In der Vergangenheit waren Unternehmen hauptsächlich auf wirtschaftliche Nachhaltigkeit ausgerichtet. Nachhaltigkeit wurde – und wird oft auch heute noch – lediglich in ihrer zeitlichen und wirtschaftlichen Dimension verstanden. Das Ziel besteht darin, Aktionär*innen Werte zu liefern und zu steigern, indem die Wirtschaftsleitung unter bestimmten Bedingungen gesichert wird. Die Schlüsselfaktoren für strategischen Erfolg werden durch die Analyse externer Kräfte des Marktes und durch die Positionierung des Unternehmens mit den ihr zur Verfügung stehenden Ressourcen identifiziert. Dabei priorisierten Unternehmen die direkten Kosten und nur die Vorteile, die internalisiert werden können. Die Nutzung von Ressourcen wird nicht verbucht, wenn die Regeln des Marktes diese nicht verlangen. Auf diese Weise werden viele soziale und ökologische Ressourcen verwendet, deren Kosten Dritten auferlegt werden. Das bekannteste Beispiel dieser sogenannten Externalitäten ist die Nutzung der Atmosphäre für die Emission von Treibhausgasen bis zu einem Punkt, an dem der Klimawandel ein erhebliches Risiko sowohl für Unternehmen als auch für die Gesellschaft darstellt. Nur schrittweise finden die Kosten für die Nutzung der Atmosphäre Platz in den Unternehmensbilanzen, indem Emissionshandelssysteme angewendet werden.
Heutzutage wird von Unternehmen gefordert, zunehmend sozial-orientierend zu werden, um für die Gesellschaft Werte zu schaffen und Kosten zu vermeiden. Die Schlüsselfaktoren für solche Unternehmungen gehen über die Marktkräfte und die verfügbaren Ressourcen hinaus, indem die Beziehungen mit direkten und indirekten Interessengruppen (Stakeholdern) berücksichtigt werden. Die Ausrichtung des Kerngeschäfts mit der Befriedigung der sozialen und ökologischen Bedürfnisse wird zur Priorität. Eine Voraussetzung besteht darin, in den drei Dimensionen der Nachhaltigkeit zu denken, zu handeln und zu messen. Soziale, wirtschaftliche und ökologische Aspekte sowie entsprechende Indikatoren müssen beachtet werden. Finanzielle und nicht-finanzielle Formen der Wertschöpfung können harmonisiert werden, wenn sowohl Nachhaltigkeit als auch Stakeholder berücksichtigt werden. Ein Ansatz für diese Harmonisierung besteht in der Erkundung und der gekonnten Nutzung der Business Cases with Sustainability (BCwS), welche die Verbindungen zwischen freiwilligen sozialen und ökologischen (nachhaltigkeitsorientierten) Aktivitäten und den wesentlichen Treibern für wirtschaftlichen Erfolg darstellen. Die Herausforderung besteht in der Identifizierung und Integration von nachhaltigkeitsorientierten Aktivitäten, die mit dem Kerngeschäft harmonisieren.
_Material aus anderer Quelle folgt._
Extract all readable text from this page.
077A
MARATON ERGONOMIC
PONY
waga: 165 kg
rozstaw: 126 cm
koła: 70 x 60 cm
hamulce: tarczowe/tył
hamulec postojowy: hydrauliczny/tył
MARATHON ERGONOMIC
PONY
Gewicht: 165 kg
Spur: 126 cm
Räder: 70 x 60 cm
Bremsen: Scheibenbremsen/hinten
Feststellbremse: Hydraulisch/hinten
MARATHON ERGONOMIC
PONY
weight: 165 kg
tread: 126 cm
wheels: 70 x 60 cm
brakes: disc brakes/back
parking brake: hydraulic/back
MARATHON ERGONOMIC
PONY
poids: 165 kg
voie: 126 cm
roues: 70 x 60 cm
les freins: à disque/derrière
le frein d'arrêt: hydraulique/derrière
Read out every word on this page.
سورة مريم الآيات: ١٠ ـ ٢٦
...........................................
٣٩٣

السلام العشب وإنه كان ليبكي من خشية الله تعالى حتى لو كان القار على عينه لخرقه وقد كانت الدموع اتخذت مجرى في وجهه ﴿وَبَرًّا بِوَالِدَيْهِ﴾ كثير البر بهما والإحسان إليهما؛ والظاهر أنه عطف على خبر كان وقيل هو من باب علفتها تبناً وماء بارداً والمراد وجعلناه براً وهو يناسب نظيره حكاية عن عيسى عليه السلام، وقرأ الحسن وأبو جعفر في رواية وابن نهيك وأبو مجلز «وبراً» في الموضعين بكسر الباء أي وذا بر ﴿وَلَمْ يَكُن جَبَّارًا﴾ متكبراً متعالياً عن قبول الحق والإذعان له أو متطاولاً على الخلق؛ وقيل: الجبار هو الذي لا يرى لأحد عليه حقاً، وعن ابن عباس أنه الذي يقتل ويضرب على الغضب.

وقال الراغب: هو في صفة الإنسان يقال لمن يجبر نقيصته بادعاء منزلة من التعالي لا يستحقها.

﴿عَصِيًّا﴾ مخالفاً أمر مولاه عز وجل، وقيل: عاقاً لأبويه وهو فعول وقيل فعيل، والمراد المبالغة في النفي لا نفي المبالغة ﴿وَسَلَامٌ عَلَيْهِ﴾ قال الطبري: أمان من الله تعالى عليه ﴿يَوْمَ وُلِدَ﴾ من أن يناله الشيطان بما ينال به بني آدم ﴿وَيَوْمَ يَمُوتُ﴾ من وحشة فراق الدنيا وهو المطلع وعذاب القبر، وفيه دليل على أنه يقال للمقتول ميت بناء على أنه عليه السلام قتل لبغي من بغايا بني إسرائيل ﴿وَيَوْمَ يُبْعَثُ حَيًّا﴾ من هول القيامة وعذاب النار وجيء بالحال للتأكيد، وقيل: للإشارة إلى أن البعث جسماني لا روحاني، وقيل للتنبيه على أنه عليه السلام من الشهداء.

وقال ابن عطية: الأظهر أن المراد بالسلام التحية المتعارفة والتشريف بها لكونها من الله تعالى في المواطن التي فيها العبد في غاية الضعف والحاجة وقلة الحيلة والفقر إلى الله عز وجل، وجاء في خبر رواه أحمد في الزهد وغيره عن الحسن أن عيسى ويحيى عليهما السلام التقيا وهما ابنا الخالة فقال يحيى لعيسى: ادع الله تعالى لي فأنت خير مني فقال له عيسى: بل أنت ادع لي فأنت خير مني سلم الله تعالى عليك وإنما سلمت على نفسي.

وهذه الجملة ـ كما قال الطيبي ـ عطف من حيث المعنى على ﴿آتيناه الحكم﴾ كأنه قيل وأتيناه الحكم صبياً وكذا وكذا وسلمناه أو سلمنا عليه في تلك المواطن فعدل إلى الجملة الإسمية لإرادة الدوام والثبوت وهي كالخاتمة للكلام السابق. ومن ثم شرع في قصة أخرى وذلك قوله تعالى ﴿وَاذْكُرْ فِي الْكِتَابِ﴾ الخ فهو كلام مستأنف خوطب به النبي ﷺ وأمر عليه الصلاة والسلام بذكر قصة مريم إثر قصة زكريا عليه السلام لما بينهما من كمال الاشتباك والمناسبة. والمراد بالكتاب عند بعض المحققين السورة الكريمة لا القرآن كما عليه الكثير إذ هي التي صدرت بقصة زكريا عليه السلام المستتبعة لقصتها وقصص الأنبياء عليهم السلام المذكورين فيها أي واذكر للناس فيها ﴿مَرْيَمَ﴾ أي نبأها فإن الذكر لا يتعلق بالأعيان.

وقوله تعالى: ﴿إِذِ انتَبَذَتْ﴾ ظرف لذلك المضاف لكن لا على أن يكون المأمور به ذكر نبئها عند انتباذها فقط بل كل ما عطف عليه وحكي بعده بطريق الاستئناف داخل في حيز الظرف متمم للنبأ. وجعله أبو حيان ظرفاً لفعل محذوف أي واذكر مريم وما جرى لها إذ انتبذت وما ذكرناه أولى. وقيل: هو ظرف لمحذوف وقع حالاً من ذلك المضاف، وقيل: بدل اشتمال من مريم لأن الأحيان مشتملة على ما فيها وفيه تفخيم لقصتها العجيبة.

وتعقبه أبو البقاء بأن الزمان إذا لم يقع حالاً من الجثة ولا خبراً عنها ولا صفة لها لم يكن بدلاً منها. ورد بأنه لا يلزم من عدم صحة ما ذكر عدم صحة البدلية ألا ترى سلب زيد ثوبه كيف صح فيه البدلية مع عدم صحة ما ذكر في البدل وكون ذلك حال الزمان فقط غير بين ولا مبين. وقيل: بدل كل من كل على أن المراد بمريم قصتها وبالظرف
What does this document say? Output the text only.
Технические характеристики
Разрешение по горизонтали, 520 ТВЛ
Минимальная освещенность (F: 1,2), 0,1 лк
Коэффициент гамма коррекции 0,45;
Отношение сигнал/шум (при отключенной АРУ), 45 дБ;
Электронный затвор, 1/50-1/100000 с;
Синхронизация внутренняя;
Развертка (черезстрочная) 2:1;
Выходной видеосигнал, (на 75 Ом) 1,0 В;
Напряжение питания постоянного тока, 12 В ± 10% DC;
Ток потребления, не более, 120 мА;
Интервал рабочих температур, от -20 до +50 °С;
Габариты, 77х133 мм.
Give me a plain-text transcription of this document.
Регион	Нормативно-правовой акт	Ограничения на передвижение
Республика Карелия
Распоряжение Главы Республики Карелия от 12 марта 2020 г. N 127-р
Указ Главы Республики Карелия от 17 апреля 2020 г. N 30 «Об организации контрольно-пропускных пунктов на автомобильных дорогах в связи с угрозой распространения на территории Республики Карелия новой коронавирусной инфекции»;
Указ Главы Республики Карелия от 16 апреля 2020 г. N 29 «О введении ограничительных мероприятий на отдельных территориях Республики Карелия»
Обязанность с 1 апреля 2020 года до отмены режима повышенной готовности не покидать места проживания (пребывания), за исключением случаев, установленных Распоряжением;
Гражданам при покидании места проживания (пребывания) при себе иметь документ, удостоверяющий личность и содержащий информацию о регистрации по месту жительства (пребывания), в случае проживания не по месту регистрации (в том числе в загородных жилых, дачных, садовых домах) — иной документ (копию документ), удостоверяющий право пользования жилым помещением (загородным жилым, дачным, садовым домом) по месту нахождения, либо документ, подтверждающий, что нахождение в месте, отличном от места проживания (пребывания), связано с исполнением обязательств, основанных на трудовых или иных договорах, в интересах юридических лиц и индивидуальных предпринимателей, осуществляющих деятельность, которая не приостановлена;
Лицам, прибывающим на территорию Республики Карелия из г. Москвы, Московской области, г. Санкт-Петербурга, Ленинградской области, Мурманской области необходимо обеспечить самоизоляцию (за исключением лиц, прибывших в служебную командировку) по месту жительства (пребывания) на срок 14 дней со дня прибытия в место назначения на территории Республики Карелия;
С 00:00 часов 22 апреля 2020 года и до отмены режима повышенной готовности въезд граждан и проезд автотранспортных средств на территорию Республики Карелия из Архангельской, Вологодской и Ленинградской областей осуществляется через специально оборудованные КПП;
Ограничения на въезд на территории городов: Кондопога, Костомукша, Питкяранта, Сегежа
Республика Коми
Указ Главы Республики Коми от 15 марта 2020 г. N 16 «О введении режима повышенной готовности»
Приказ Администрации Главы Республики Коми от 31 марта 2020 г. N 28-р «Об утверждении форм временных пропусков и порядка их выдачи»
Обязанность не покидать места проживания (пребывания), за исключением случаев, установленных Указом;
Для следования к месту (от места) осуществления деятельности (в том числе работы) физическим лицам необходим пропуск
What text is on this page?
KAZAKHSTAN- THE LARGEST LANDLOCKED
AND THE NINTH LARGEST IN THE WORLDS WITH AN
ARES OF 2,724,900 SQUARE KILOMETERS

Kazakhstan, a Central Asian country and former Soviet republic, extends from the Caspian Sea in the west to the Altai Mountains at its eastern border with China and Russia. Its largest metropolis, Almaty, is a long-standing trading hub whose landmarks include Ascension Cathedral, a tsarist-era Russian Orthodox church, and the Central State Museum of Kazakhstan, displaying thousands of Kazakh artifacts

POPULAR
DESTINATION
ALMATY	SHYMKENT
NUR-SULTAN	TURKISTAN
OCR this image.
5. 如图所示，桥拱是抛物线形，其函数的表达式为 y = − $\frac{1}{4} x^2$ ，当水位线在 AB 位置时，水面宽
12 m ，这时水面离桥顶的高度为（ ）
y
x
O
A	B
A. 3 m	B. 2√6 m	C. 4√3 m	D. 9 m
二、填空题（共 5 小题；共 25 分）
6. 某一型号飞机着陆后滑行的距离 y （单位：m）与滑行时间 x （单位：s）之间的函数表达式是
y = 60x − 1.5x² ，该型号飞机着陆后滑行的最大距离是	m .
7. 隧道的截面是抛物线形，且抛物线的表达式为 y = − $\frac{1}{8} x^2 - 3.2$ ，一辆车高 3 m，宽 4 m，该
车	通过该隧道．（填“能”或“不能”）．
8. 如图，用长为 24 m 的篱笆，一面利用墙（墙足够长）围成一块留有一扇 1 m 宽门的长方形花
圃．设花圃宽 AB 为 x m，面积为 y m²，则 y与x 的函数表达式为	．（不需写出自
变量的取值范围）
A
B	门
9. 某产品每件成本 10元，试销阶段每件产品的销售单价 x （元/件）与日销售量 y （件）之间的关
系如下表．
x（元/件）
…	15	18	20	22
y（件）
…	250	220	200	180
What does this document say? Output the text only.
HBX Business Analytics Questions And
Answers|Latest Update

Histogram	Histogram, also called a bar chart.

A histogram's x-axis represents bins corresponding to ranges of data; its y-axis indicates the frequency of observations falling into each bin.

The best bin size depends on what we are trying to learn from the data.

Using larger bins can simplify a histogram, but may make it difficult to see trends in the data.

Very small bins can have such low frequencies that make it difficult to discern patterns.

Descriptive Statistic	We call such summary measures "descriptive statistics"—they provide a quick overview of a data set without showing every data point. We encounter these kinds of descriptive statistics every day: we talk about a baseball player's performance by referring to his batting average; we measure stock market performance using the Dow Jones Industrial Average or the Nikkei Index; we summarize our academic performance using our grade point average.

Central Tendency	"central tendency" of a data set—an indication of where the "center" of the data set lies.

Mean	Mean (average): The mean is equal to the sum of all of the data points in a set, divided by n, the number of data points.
Nachhaltigkeitsmanagement und Business Cases with Sustainability (BCwS)
Die Vorteile für ein Unternehmen, das Nachhaltigkeit integriert, können mit dem Ansatz des BCwS verstanden werden. Im Allgemeinen beschreiben Business Cases die Folgen von wirtschaftlichen Entscheidungen. Business Cases werden verwendet, um Entscheidungsträger*innen über die finanziellen und nicht-finanziellen Folgen von möglichen Aktivitäten zu informieren. Mit speziellem Bezug auf das Nachhaltigkeitsmanagement werden nachhaltigkeitsorientierte Aktivitäten als Schlüssel zum Unternehmenserfolg verstanden, da diese Aktivitäten mit der wirtschaftlichen Leistung verbunden sind. Die Steigerung der wirtschaftlichen Leistung wird erreicht durch den positiven Einfluss nachhaltigkeitsorientierter Aktivitäten auf die folgenden Kerntreiber von Business Cases: Kosten und Kostensenkung, Umsatz und Gewinnmargen, Risiko und Risikoreduktion, Reputation und Markenwert, Attraktivität als Arbeitgeber*in sowie Fähigkeit zur Innovation. Nachhaltigkeitsorientierte Aktivitäten, die darauf abzielen, Kerntreiber von Business Cases zu stimulieren, müssen sorgfältig geplant und gehandhabt werden. Ihr Einfluss auf die wirtschaftliche Leistung kann positive (Gewinn steigernde) und negative (Gewinn senkende) Auswirkungen haben. Außerdem ist die Tatsache zu berücksichtigen, dass der Einfluss der Kerntreiber von Business Cases zufällig erscheinen mag und indirekt sein kann, indem indirekte Stakeholder involviert werden (z. B. Interessengruppen, wie zivilgesellschaftliche Organisationen, politische Initiativen usw., die nicht auf dem Markt agieren).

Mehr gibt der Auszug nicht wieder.